As for China, a report that was published by the Australian Strategic Policy Institute in mid-June claims that China is operating the “world’s largest police-run DNA database” as part of its powerful surveillance state. Chinese authorities have collected DNA samples from possibly as many as 70 million men since 2017, and the total database is believed to contain as many as 140 million profiles. The country hopes to collect DNA from all of its male citizens, as it argues men are most likely to commit crimes.

DNA is reportedly often collected during what are represented as free physicals, and it’s also being collected from children at schools. There are reports of Chinese citizens being threatened with punishment by government officials if they refuse to give a DNA sample. Much of the DNA that’s been collected has been from Uighur Muslims that have been oppressed by the Chinese government and infamously forced into concentration camps in the Xinjiang province.

“You have a country that has historically been known to persecute certain populations,” Malin says. “If you are not just going to persecute a population based on the extent to which they publicly say that they are a particular group, there is certainly a potential to subjugate them on a biological basis.”

James Leibold, a nonresident senior fellow at the Australian Strategic Policy Institute and one of the authors of the report on China’s DNA database, tells Spectrum that he is worried that China building up and utilizing this database could normalize this type of behavior.

“Global norms around genomic data are currently in a state of flux.
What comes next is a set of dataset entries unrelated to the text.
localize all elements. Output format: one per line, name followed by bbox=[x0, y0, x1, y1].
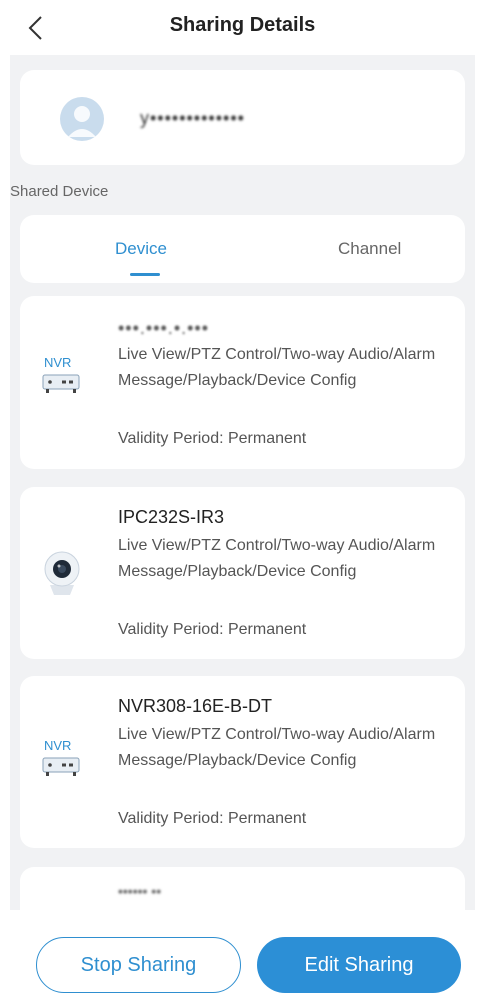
svg-text:NVR: NVR bbox=[44, 355, 71, 370]
page-title: Sharing Details bbox=[169, 14, 316, 36]
device-card[interactable]: IPC232S-IR3 Live View/PTZ Control/Two-wa… bbox=[20, 487, 465, 659]
device-card[interactable]: NVR NVR308-16E-B-DT Live View/PTZ Contro… bbox=[20, 676, 465, 848]
user-avatar-icon bbox=[68, 106, 96, 137]
device-card[interactable]: •••••• •• bbox=[20, 867, 465, 910]
device-validity: Validity Period: Permanent bbox=[118, 430, 307, 447]
camera-icon bbox=[40, 549, 84, 609]
content-area[interactable]: y••••••••••••• Shared Device Device Chan… bbox=[10, 55, 475, 910]
device-validity: Validity Period: Permanent bbox=[118, 621, 307, 638]
top-bar: Sharing Details bbox=[0, 0, 485, 55]
device-name: •••••• •• bbox=[118, 883, 162, 899]
device-validity: Validity Period: Permanent bbox=[118, 810, 307, 827]
action-bar: Stop Sharing Edit Sharing bbox=[0, 910, 485, 993]
nvr-icon: NVR bbox=[40, 734, 84, 794]
device-permissions: Live View/PTZ Control/Two-way Audio/Alar… bbox=[118, 537, 436, 580]
device-permissions: Live View/PTZ Control/Two-way Audio/Alar… bbox=[118, 726, 436, 769]
tab-bar: Device Channel bbox=[20, 215, 465, 283]
device-name: NVR308-16E-B-DT bbox=[118, 696, 273, 716]
stop-sharing-button[interactable]: Stop Sharing bbox=[36, 937, 241, 993]
active-tab-indicator bbox=[130, 273, 160, 276]
nvr-icon: NVR bbox=[40, 351, 84, 411]
tab-device[interactable]: Device bbox=[115, 239, 167, 259]
edit-sharing-button[interactable]: Edit Sharing bbox=[257, 937, 461, 993]
device-name: •••.•••.•.••• bbox=[118, 318, 210, 338]
tab-channel[interactable]: Channel bbox=[338, 239, 401, 259]
user-card: y••••••••••••• bbox=[20, 70, 465, 165]
device-name: IPC232S-IR3 bbox=[118, 507, 225, 527]
device-card[interactable]: NVR •••.•••.•.••• Live View/PTZ Control/… bbox=[20, 296, 465, 469]
shared-user-name: y••••••••••••• bbox=[140, 108, 245, 128]
svg-text:NVR: NVR bbox=[44, 738, 71, 753]
section-label: Shared Device bbox=[10, 183, 109, 200]
device-permissions: Live View/PTZ Control/Two-way Audio/Alar… bbox=[118, 346, 436, 389]
avatar bbox=[60, 97, 104, 141]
China is the only country in the world conducting mass harvesting of DNA data outside a major criminal investigation,” Leibold says. “It’s the only forensic DNA database in the world to contain troves of samples from innocent civilians.”

Lebold says ethnic minorities like the Uighurs aren’t the only ones threatened by this mass DNA collection. He says the database could be used against dissidents and any other people who the government sees as a threat.
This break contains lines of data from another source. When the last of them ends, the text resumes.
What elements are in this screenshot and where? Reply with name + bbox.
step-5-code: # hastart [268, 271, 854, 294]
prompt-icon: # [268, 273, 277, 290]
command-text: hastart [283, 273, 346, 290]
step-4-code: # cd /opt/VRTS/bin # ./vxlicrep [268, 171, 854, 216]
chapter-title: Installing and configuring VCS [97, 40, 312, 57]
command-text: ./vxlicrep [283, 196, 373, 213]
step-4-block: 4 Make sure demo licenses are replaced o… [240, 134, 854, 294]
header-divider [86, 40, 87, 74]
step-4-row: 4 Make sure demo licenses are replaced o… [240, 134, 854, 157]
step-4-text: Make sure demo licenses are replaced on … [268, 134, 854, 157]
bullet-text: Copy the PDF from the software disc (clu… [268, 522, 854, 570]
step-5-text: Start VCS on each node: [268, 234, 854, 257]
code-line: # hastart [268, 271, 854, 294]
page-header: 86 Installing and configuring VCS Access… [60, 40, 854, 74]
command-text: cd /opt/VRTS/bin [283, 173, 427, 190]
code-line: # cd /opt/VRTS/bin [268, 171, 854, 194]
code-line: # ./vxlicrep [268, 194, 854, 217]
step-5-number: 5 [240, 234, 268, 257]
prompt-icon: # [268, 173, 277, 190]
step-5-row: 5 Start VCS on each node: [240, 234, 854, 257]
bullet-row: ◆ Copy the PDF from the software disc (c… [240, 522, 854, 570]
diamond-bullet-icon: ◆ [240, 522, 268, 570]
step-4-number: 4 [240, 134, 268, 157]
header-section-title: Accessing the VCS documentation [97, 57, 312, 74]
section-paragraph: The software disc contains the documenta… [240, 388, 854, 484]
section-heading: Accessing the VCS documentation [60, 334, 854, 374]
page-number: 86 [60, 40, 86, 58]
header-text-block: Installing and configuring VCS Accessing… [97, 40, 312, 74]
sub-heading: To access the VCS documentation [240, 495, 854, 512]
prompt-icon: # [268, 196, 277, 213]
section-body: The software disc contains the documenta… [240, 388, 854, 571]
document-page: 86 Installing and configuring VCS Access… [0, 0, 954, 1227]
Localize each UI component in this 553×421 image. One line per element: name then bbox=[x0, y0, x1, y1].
“With a full genomic map of its citizenry, Chinese authorities could track down those engaged in politically subversive acts (protestors, petitioners, etc.) or even those engaged in ‘abnormal’ or unacceptable behavior (religious groups, drug users, gamblers, prostitutes, etc.),” Leibold says. “We know the Chinese police have planted evidence in the past, and now it is conceivable that they could use planted DNA to convict ‘enemies of the state.’”

As Leibold points out, world powers like China and the U.S. have the ability to change norms in terms of what kind of behavior from a major government is considered acceptable. Thusly, there are many risks to allowing these countries to normalize massive DNA databases. As often happens, what at first seems like a simple law enforcement tool can quickly become a dangerous weapon against marginalized people.